2023 wird in Berlin wohl nicht mit den besten Nachrichten in Erinnerung bleiben. Die Stimmung in der Hauptstadt ist zuletzt für viele ungemütlicher geworden. Zeit, gemeinsam gute Vorsätze zu fassen - ehe Berlins Ruf ganz dahin ist, meint Fabian Stratmann.

An diesem 31. Dezember ist es also wieder so weit: Wir sitzen zusammen, blicken zurück und nehmen uns vor, im nächsten Jahr vieles anders, vor allem aber natürlich besser zu machen. Mehr Sport, weniger rauchen und generell besser mit sich umgehen. Die meisten guten Vorsätze scheitern dann übrigens, weil wir es allein versuchen.

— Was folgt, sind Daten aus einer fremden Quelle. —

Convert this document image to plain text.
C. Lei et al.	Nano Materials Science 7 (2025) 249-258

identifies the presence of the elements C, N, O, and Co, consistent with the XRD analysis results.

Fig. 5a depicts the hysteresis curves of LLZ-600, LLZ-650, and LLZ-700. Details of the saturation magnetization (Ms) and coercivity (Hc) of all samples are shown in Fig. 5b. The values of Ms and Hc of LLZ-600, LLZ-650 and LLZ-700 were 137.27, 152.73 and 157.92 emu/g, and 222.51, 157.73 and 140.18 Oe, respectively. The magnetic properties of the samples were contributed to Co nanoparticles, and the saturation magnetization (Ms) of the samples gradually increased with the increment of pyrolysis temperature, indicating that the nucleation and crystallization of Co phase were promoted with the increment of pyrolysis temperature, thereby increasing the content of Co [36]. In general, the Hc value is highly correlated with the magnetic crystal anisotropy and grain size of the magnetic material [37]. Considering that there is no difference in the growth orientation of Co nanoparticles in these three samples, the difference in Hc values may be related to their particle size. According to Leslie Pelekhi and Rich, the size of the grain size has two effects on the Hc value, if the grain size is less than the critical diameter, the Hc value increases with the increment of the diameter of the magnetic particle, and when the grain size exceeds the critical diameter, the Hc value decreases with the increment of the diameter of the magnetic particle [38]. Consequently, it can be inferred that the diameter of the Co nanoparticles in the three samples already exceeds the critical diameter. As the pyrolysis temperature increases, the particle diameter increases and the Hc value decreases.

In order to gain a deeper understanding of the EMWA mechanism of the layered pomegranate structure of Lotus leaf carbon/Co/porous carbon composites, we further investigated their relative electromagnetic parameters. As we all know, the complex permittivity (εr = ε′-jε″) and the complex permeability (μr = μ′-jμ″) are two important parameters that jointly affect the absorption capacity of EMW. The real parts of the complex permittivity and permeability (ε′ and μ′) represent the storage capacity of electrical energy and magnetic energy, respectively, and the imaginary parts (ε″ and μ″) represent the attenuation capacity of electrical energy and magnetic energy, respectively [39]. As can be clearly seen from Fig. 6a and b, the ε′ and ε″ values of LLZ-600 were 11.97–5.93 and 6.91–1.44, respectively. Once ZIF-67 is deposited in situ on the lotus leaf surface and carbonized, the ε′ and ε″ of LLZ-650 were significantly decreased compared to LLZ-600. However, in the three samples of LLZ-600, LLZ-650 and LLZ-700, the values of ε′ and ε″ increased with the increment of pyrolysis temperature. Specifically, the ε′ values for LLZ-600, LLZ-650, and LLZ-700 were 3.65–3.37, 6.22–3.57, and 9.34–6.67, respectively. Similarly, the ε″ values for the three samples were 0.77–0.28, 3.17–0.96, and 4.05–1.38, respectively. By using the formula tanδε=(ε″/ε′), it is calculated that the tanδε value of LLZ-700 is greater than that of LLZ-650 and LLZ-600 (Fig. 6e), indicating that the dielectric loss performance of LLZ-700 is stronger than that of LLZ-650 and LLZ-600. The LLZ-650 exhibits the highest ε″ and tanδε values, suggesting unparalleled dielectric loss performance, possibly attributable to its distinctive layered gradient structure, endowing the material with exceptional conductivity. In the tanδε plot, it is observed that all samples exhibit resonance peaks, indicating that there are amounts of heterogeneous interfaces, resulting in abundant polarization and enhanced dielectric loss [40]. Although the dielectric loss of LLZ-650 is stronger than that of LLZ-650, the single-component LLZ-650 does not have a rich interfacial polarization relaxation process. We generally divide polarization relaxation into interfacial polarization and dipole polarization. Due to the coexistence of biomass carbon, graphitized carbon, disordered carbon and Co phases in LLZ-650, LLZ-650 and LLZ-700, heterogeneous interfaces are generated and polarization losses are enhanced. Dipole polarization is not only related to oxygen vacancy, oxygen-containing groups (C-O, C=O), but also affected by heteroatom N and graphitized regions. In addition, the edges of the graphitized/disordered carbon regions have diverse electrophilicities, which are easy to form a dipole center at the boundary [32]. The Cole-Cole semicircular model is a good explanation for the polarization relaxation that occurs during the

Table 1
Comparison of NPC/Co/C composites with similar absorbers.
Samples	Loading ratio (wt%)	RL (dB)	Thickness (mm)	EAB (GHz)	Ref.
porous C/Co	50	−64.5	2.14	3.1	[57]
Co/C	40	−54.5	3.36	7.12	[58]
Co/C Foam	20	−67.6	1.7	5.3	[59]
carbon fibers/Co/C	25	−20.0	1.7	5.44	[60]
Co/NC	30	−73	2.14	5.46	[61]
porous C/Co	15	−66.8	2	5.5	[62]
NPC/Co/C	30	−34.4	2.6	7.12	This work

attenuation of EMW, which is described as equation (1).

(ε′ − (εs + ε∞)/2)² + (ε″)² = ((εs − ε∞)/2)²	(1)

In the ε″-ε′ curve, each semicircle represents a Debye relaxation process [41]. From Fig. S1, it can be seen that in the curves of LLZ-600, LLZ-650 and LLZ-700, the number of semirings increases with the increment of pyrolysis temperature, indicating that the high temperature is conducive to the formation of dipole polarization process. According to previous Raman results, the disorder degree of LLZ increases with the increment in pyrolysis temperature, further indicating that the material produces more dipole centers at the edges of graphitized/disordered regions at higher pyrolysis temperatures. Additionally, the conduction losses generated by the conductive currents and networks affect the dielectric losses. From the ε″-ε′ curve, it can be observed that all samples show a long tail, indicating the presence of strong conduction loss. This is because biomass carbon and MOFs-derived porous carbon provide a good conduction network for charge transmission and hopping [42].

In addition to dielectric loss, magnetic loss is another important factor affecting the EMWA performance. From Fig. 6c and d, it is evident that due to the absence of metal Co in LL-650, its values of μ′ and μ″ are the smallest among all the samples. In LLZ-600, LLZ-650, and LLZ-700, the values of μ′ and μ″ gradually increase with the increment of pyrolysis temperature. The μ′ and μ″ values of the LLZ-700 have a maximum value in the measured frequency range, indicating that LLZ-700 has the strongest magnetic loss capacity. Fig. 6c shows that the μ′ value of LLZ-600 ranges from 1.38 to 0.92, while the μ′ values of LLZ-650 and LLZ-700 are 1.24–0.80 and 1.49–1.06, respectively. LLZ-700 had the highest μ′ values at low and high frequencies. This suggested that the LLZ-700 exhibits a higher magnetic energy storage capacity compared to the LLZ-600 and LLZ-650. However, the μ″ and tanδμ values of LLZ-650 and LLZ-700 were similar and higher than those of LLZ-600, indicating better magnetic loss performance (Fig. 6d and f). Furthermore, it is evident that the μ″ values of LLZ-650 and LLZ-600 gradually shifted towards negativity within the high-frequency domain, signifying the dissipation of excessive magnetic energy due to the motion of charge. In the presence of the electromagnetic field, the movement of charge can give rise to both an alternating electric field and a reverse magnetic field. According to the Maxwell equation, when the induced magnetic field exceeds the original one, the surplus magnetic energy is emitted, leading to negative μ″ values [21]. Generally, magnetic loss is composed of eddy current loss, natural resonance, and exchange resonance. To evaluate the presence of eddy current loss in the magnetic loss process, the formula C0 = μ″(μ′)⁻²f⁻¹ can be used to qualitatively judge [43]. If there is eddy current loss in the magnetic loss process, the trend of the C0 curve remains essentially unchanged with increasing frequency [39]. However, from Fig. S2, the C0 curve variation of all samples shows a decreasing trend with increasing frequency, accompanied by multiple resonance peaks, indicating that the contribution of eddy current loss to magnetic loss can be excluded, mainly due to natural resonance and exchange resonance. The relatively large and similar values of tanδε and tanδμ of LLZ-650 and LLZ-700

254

Warum also nicht mal gemeinsam einen Vorsatz finden und den am Ende in dieser Stadt auch wirklich umsetzen? Ich komme nicht umhin, darauf zu hoffen, dass in Berlin im kommenden Jahr wirklich einiges anders, vor allem aber besser läuft.

Vor zwei Wochen stand ich, wie es sich bei einer gute Privatparty gehört, mit ein paar Leuten in einer Küche, die meisten rauchten, hatten ein Glas Wein in der Hand und erzählten sich, warum sie eigentlich nach Berlin gekommen waren. Klassiker. Die meisten sind ja zugezogen. So auch wir. Carla und ihr Mann David. Beide sind Juden. Und dann waren da Dominik, Simon, Alex und ich. Wir sind schwul. Wir alle tranken, rauchten (mehr oder weniger freiwillig) und wir erzählten uns von diesem einen Zitat:

"Du bist verrückt mein Kind, du musst nach Berlin!"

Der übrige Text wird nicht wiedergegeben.